I once flew over Greenland and that aerial view of beautiful snowfields stays in my mind – Ultima Thule, the white lands in which an absence of colour and formal definition becomes a presence of intense light, tonal variation and indefinite forms. A strange subtle region of scribbled inclinations, indentations, ripples, serrations, stubbled wastes and delicate, almost misty, whitenesses upon which the eyes can’t find a hold.
Somehow, like the Greenland whitelands, Ezra Pound’s work is an unchartable region, and the long silence of his later years seems entirely appropriate – a wordless desert. What could be said, had been said. What more could he add? And what was the point of saying more, when there seemed to be so few who would listen, let alone understand.
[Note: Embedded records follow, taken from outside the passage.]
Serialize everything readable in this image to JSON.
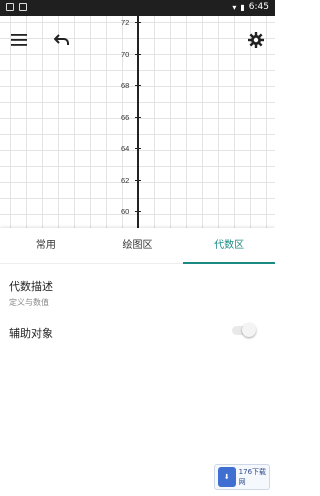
{
  "status_bar": {
    "time": "6:45"
  },
  "graph": {
    "y_ticks": [
      "72",
      "70",
      "68",
      "66",
      "64",
      "62",
      "60"
    ]
  },
  "toolbar": {
    "menu_icon": "hamburger-menu-icon",
    "undo_icon": "undo-icon",
    "settings_icon": "gear-icon"
  },
  "tabs": [
    {
      "label": "常用",
      "active": false
    },
    {
      "label": "绘图区",
      "active": false
    },
    {
      "label": "代数区",
      "active": true
    }
  ],
  "algebra": {
    "desc_title": "代数描述",
    "desc_sub": "定义与数值",
    "aux_label": "辅助对象",
    "aux_toggle_on": false
  },
  "watermark": {
    "text": "176下载网"
  },
  "colors": {
    "accent": "#1c8a84",
    "status_bar": "#1f1f1f"
  }
}
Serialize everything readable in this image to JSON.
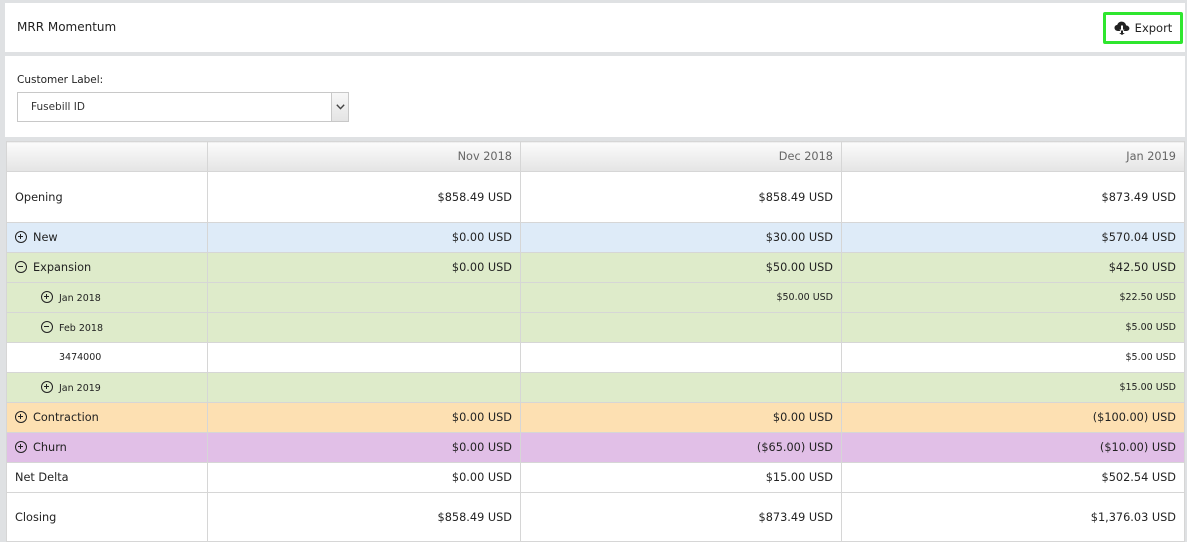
{
  "panel": {
    "title": "MRR Momentum",
    "export_label": "Export"
  },
  "filter": {
    "label": "Customer Label:",
    "selected": "Fusebill ID"
  },
  "table": {
    "columns": [
      "",
      "Nov 2018",
      "Dec 2018",
      "Jan 2019"
    ],
    "rows": [
      {
        "label": "Opening",
        "values": [
          "$858.49 USD",
          "$858.49 USD",
          "$873.49 USD"
        ]
      },
      {
        "label": "New",
        "toggle": "plus",
        "values": [
          "$0.00 USD",
          "$30.00 USD",
          "$570.04 USD"
        ]
      },
      {
        "label": "Expansion",
        "toggle": "minus",
        "values": [
          "$0.00 USD",
          "$50.00 USD",
          "$42.50 USD"
        ]
      },
      {
        "label": "Jan 2018",
        "toggle": "plus",
        "values": [
          "",
          "$50.00 USD",
          "$22.50 USD"
        ]
      },
      {
        "label": "Feb 2018",
        "toggle": "minus",
        "values": [
          "",
          "",
          "$5.00 USD"
        ]
      },
      {
        "label": "3474000",
        "values": [
          "",
          "",
          "$5.00 USD"
        ]
      },
      {
        "label": "Jan 2019",
        "toggle": "plus",
        "values": [
          "",
          "",
          "$15.00 USD"
        ]
      },
      {
        "label": "Contraction",
        "toggle": "plus",
        "values": [
          "$0.00 USD",
          "$0.00 USD",
          "($100.00) USD"
        ]
      },
      {
        "label": "Churn",
        "toggle": "plus",
        "values": [
          "$0.00 USD",
          "($65.00) USD",
          "($10.00) USD"
        ]
      },
      {
        "label": "Net Delta",
        "values": [
          "$0.00 USD",
          "$15.00 USD",
          "$502.54 USD"
        ]
      },
      {
        "label": "Closing",
        "values": [
          "$858.49 USD",
          "$873.49 USD",
          "$1,376.03 USD"
        ]
      }
    ]
  },
  "icons": {
    "export": "cloud-download-icon",
    "select": "chevron-down-icon",
    "expand": "plus-circle-icon",
    "collapse": "minus-circle-icon"
  },
  "colors": {
    "export_highlight": "#2ee62e",
    "new_row": "#deebf8",
    "expansion_row": "#deebca",
    "contraction_row": "#fde0b2",
    "churn_row": "#e1bfe7"
  }
}
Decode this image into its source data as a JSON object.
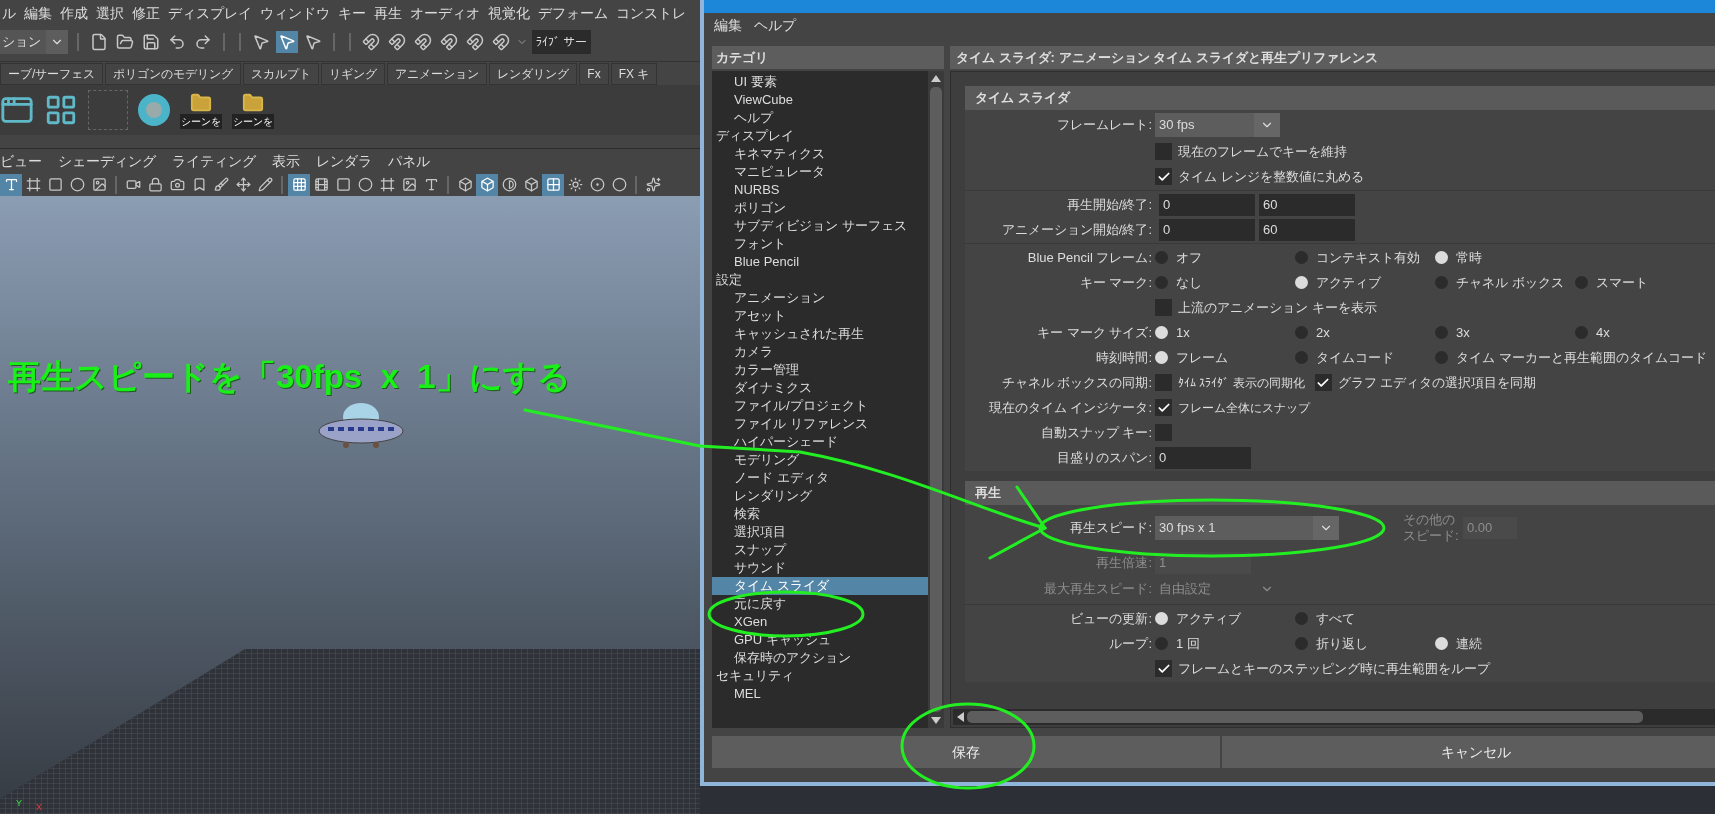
{
  "maya": {
    "menu": [
      "ル",
      "編集",
      "作成",
      "選択",
      "修正",
      "ディスプレイ",
      "ウィンドウ",
      "キー",
      "再生",
      "オーディオ",
      "視覚化",
      "デフォーム",
      "コンストレ"
    ],
    "toolbar": {
      "mode_dropdown": "ション",
      "select_tools": [
        {
          "selected": false
        },
        {
          "selected": true
        },
        {
          "selected": false
        }
      ],
      "live_field": "ﾗｲﾌﾞ サー"
    },
    "shelf_tabs": [
      {
        "label": "ーブ/サーフェス",
        "selected": false
      },
      {
        "label": "ポリゴンのモデリング",
        "selected": false
      },
      {
        "label": "スカルプト",
        "selected": false
      },
      {
        "label": "リギング",
        "selected": false
      },
      {
        "label": "アニメーション",
        "selected": false
      },
      {
        "label": "レンダリング",
        "selected": false
      },
      {
        "label": "Fx",
        "selected": false
      },
      {
        "label": "FX キ",
        "selected": false
      }
    ],
    "shelf_buttons": [
      {
        "label": "シーンを"
      },
      {
        "label": "シーンを"
      }
    ],
    "viewport_menu": [
      "ビュー",
      "シェーディング",
      "ライティング",
      "表示",
      "レンダラ",
      "パネル"
    ],
    "viewport_toolbar": [
      {
        "selected": true
      },
      {
        "selected": false
      },
      {
        "selected": false
      },
      {
        "selected": false
      },
      {
        "selected": false
      },
      {
        "selected": false
      },
      {
        "selected": false
      },
      {
        "selected": false
      },
      {
        "selected": false
      },
      {
        "selected": false
      },
      {
        "selected": false
      },
      {
        "selected": false
      },
      {
        "selected": true
      },
      {
        "selected": false
      },
      {
        "selected": false
      },
      {
        "selected": false
      },
      {
        "selected": false
      },
      {
        "selected": false
      },
      {
        "selected": false
      },
      {
        "selected": false
      },
      {
        "selected": true
      },
      {
        "selected": false
      },
      {
        "selected": false
      },
      {
        "selected": true
      },
      {
        "selected": false
      },
      {
        "selected": false
      },
      {
        "selected": false
      },
      {
        "selected": false
      }
    ],
    "axis": {
      "y": "Y",
      "x": "X"
    }
  },
  "annotation": {
    "text": "再生スピードを「30fps  x  1」にする"
  },
  "dialog": {
    "menu": [
      "編集",
      "ヘルプ"
    ],
    "category_header": "カテゴリ",
    "categories": [
      {
        "children": [
          {
            "label": "UI 要素",
            "selected": false
          },
          {
            "label": "ViewCube",
            "selected": false
          },
          {
            "label": "ヘルプ",
            "selected": false
          }
        ]
      },
      {
        "label": "ディスプレイ",
        "selected": false,
        "children": [
          {
            "label": "キネマティクス",
            "selected": false
          },
          {
            "label": "マニピュレータ",
            "selected": false
          },
          {
            "label": "NURBS",
            "selected": false
          },
          {
            "label": "ポリゴン",
            "selected": false
          },
          {
            "label": "サブディビジョン サーフェス",
            "selected": false
          },
          {
            "label": "フォント",
            "selected": false
          },
          {
            "label": "Blue Pencil",
            "selected": false
          }
        ]
      },
      {
        "label": "設定",
        "selected": false,
        "children": [
          {
            "label": "アニメーション",
            "selected": false
          },
          {
            "label": "アセット",
            "selected": false
          },
          {
            "label": "キャッシュされた再生",
            "selected": false
          },
          {
            "label": "カメラ",
            "selected": false
          },
          {
            "label": "カラー管理",
            "selected": false
          },
          {
            "label": "ダイナミクス",
            "selected": false
          },
          {
            "label": "ファイル/プロジェクト",
            "selected": false
          },
          {
            "label": "ファイル リファレンス",
            "selected": false
          },
          {
            "label": "ハイパーシェード",
            "selected": false
          },
          {
            "label": "モデリング",
            "selected": false
          },
          {
            "label": "ノード エディタ",
            "selected": false
          },
          {
            "label": "レンダリング",
            "selected": false
          },
          {
            "label": "検索",
            "selected": false
          },
          {
            "label": "選択項目",
            "selected": false
          },
          {
            "label": "スナップ",
            "selected": false
          },
          {
            "label": "サウンド",
            "selected": false
          },
          {
            "label": "タイム スライダ",
            "selected": true
          },
          {
            "label": "元に戻す",
            "selected": false
          },
          {
            "label": "XGen",
            "selected": false
          },
          {
            "label": "GPU キャッシュ",
            "selected": false
          },
          {
            "label": "保存時のアクション",
            "selected": false
          }
        ]
      },
      {
        "label": "セキュリティ",
        "selected": false,
        "children": [
          {
            "label": "MEL",
            "selected": false
          }
        ]
      }
    ],
    "panel_title": "タイム スライダ: アニメーション タイム スライダと再生プリファレンス",
    "sections": [
      {
        "title": "タイム スライダ",
        "groups": [
          {
            "rows": [
              {
                "kind": "dropdown",
                "label": "フレームレート:",
                "value": "30 fps",
                "disabled": false
              },
              {
                "kind": "checkbox",
                "text": "現在のフレームでキーを維持",
                "checked": false
              },
              {
                "kind": "checkbox",
                "text": "タイム レンジを整数値に丸める",
                "checked": true
              }
            ]
          },
          {
            "rows": [
              {
                "kind": "range",
                "label": "再生開始/終了:",
                "values": [
                  "0",
                  "60"
                ]
              },
              {
                "kind": "range",
                "label": "アニメーション開始/終了:",
                "values": [
                  "0",
                  "60"
                ]
              }
            ]
          },
          {
            "rows": [
              {
                "kind": "radio",
                "label": "Blue Pencil フレーム:",
                "options": [
                  {
                    "text": "オフ",
                    "selected": false
                  },
                  {
                    "text": "コンテキスト有効",
                    "selected": false
                  },
                  {
                    "text": "常時",
                    "selected": true
                  }
                ]
              },
              {
                "kind": "radio",
                "label": "キー マーク:",
                "options": [
                  {
                    "text": "なし",
                    "selected": false
                  },
                  {
                    "text": "アクティブ",
                    "selected": true
                  },
                  {
                    "text": "チャネル ボックス",
                    "selected": false
                  },
                  {
                    "text": "スマート",
                    "selected": false
                  }
                ]
              },
              {
                "kind": "checkbox",
                "text": "上流のアニメーション キーを表示",
                "checked": false
              },
              {
                "kind": "radio",
                "label": "キー マーク サイズ:",
                "options": [
                  {
                    "text": "1x",
                    "selected": true
                  },
                  {
                    "text": "2x",
                    "selected": false
                  },
                  {
                    "text": "3x",
                    "selected": false
                  },
                  {
                    "text": "4x",
                    "selected": false
                  }
                ]
              },
              {
                "kind": "radio",
                "label": "時刻時間:",
                "options": [
                  {
                    "text": "フレーム",
                    "selected": true
                  },
                  {
                    "text": "タイムコード",
                    "selected": false
                  },
                  {
                    "text": "タイム マーカーと再生範囲のタイムコード",
                    "selected": false
                  }
                ]
              },
              {
                "kind": "checks",
                "label": "チャネル ボックスの同期:",
                "items": [
                  {
                    "text": "ﾀｲﾑ ｽﾗｲﾀﾞ 表示の同期化",
                    "checked": false
                  },
                  {
                    "text": "グラフ エディタの選択項目を同期",
                    "checked": true
                  }
                ]
              },
              {
                "kind": "checks",
                "label": "現在のタイム インジケータ:",
                "items": [
                  {
                    "text": "フレーム全体にスナップ",
                    "checked": true
                  }
                ]
              },
              {
                "kind": "checks",
                "label": "自動スナップ キー:",
                "items": [
                  {
                    "checked": false
                  }
                ]
              },
              {
                "kind": "field",
                "label": "目盛りのスパン:",
                "value": "0",
                "disabled": false
              }
            ]
          }
        ]
      },
      {
        "title": "再生",
        "groups": [
          {
            "rows": [
              {
                "kind": "dropdown",
                "label": "再生スピード:",
                "value": "30 fps x 1",
                "disabled": false,
                "side_field": {
                  "label": "その他のスピード:",
                  "value": "0.00",
                  "disabled": true
                }
              },
              {
                "kind": "field",
                "label": "再生倍速:",
                "value": "1",
                "disabled": true
              },
              {
                "kind": "dropdown",
                "label": "最大再生スピード:",
                "value": "自由設定",
                "disabled": true
              }
            ]
          },
          {
            "rows": [
              {
                "kind": "radio",
                "label": "ビューの更新:",
                "options": [
                  {
                    "text": "アクティブ",
                    "selected": true
                  },
                  {
                    "text": "すべて",
                    "selected": false
                  }
                ]
              },
              {
                "kind": "radio",
                "label": "ループ:",
                "options": [
                  {
                    "text": "1 回",
                    "selected": false
                  },
                  {
                    "text": "折り返し",
                    "selected": false
                  },
                  {
                    "text": "連続",
                    "selected": true
                  }
                ]
              },
              {
                "kind": "checkbox",
                "text": "フレームとキーのステッピング時に再生範囲をループ",
                "checked": true
              }
            ]
          }
        ]
      }
    ],
    "buttons": [
      "保存",
      "キャンセル"
    ]
  }
}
After his long incarceration in St Elizabeth’s, Pound left America for Italy. Guy Davenport tells a story of how, one day, a few years after returning to the Mediterranean, Pound was sitting in his garden. Unlike the other days when he had sat and stared or read through familiar books and papers, he suddenly started typing on his old cranky typewriter. He began to write letters, something he had not done in years. He wrote a stream of them and they were despatched to various destinations. Within a week the unopened envelopes began to return to Pound’s home. If the postman had looked carefully at the front of the envelopes he would have noticed that they had been addressed to James Joyce, Ford Madox Ford, Wyndham Lewis and W.B. Yeats – all of whom were long dead. It was as if even the dead were no longer interested in what Pound wrote. Or perhaps, it was only the dead who could answer Pound’s silence in their own eloquent way.